As there is basically no interchange of wagons between operators (other than SCT wagons on Aurizon east coast services) it does not matter if their are a variety of code starting letters in a train consist as all of the wagons will be owned by the operator. Staff working in the yards don't need to be able to instantly recognizes who the wagon belongs to to return it to its home railroad as they needed to back in the pre-privatization era.

As a track side observer I think it would be nice if the coding was perfectly constant and instantly recognizable but being realistic what we have is currently working and nothing will change any time soon.

Matt
  Raichase Captain Rant!

Location: Sydney, NSW
I understand GrainCorp was allocated "G" as the wagons transferred from PN to GrainCorp were to be recoded (eg NGHX to GGHX). Considering a lot of those hoppers were sold to SSR, they're now due for another recode ("B"?)
  electrax Assistant Commissioner

Even under the original ROA system (instituted from 1979) NSW did its own thing with codings applied to certain wagon types; eg NPAX, NPBF were hopper discharge while NPRX, NPRY had a pneumatic discharge, as well as a hopper discharge, facility.
  K-Class Chief Train Controller

Location: Melbourne
Even under the original ROA system (instituted from 1979) NSW did its own thing with codings applied to certain wagon types; eg NPAX, NPBF were hopper discharge while NPRX, NPRY had a pneumatic discharge, as well as a hopper discharge, facility.
electrax

I think the only system to apply the ROA system correctly across their whole fleet was AN and possibly WAGR.

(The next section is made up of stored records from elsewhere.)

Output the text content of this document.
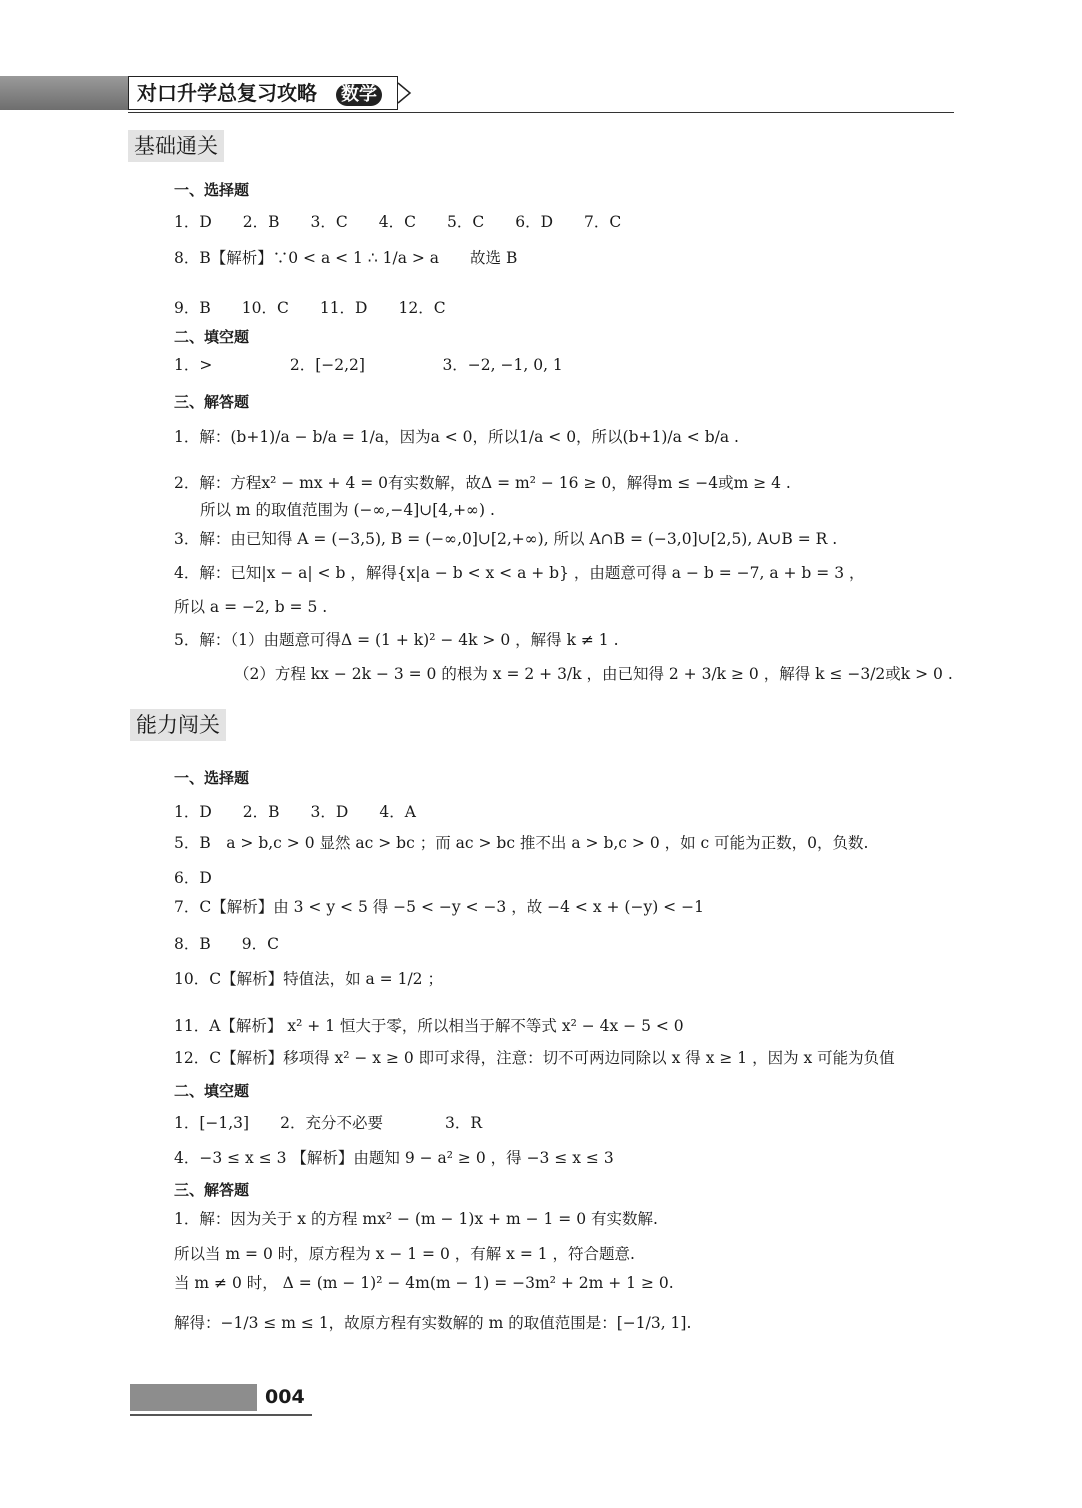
对口升学总复习攻略 数学
基础通关
一、选择题
1．D　　2．B　　3．C　　4．C　　5．C　　6．D　　7．C
8．B【解析】∵0 < a < 1 ∴ 1/a > a　　故选 B
9．B　　10．C　　11．D　　12．C
二、填空题
1．>　　　　　2．[−2,2]　　　　　3．−2, −1, 0, 1
三、解答题
1．解：(b+1)/a − b/a = 1/a，因为a < 0，所以1/a < 0，所以(b+1)/a < b/a .
2．解：方程x² − mx + 4 = 0有实数解，故Δ = m² − 16 ≥ 0，解得m ≤ −4或m ≥ 4 .
所以 m 的取值范围为 (−∞,−4]∪[4,+∞) .
3．解：由已知得 A = (−3,5), B = (−∞,0]∪[2,+∞), 所以 A∩B = (−3,0]∪[2,5), A∪B = R .
4．解：已知|x − a| < b ，解得{x|a − b < x < a + b} ，由题意可得 a − b = −7, a + b = 3 ，
所以 a = −2, b = 5 .
5．解：（1）由题意可得Δ = (1 + k)² − 4k > 0 ，解得 k ≠ 1 .
（2）方程 kx − 2k − 3 = 0 的根为 x = 2 + 3/k ，由已知得 2 + 3/k ≥ 0 ，解得 k ≤ −3/2或k > 0 .
能力闯关
一、选择题
1．D　　2．B　　3．D　　4．A
5．B　a > b,c > 0 显然 ac > bc ；而 ac > bc 推不出 a > b,c > 0 ，如 c 可能为正数，0，负数.
6．D
7．C【解析】由 3 < y < 5 得 −5 < −y < −3 ，故 −4 < x + (−y) < −1
8．B　　9．C
10．C【解析】特值法，如 a = 1/2 ；
11．A【解析】 x² + 1 恒大于零，所以相当于解不等式 x² − 4x − 5 < 0
12．C【解析】移项得 x² − x ≥ 0 即可求得，注意：切不可两边同除以 x 得 x ≥ 1 ，因为 x 可能为负值
二、填空题
1．[−1,3]　　2．充分不必要　　　　3．R
4．−3 ≤ x ≤ 3 【解析】由题知 9 − a² ≥ 0 ，得 −3 ≤ x ≤ 3
三、解答题
1．解：因为关于 x 的方程 mx² − (m − 1)x + m − 1 = 0 有实数解.
所以当 m = 0 时，原方程为 x − 1 = 0 ，有解 x = 1 ，符合题意.
当 m ≠ 0 时， Δ = (m − 1)² − 4m(m − 1) = −3m² + 2m + 1 ≥ 0.
解得：−1/3 ≤ m ≤ 1，故原方程有实数解的 m 的取值范围是：[−1/3, 1].
004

Victoria applied Y as the final letter to many non boggie exchange wagons which should have been coded F as they were only rated  80km/h sped not 115km/h.  They also coded some of their coil steel wagons as flat wagons.

NSW grouped any wagon that worked in the cement industry NP??
  rgolotta Beginner

I think the only system to apply the ROA system correctly across their whole fleet was AN and possibly WAGR.

Victoria applied Y as the final letter to many non boggie exchange wagons which should have been coded F as they were only rated 80km/h sped not 115km/h. They also coded some of their coil steel wagons as flat wagons.

NSW grouped any wagon that worked in the cement industry NP??
K-Class

NSW certainly followed the system P was for cement and cement required products not for Pneumatic!!!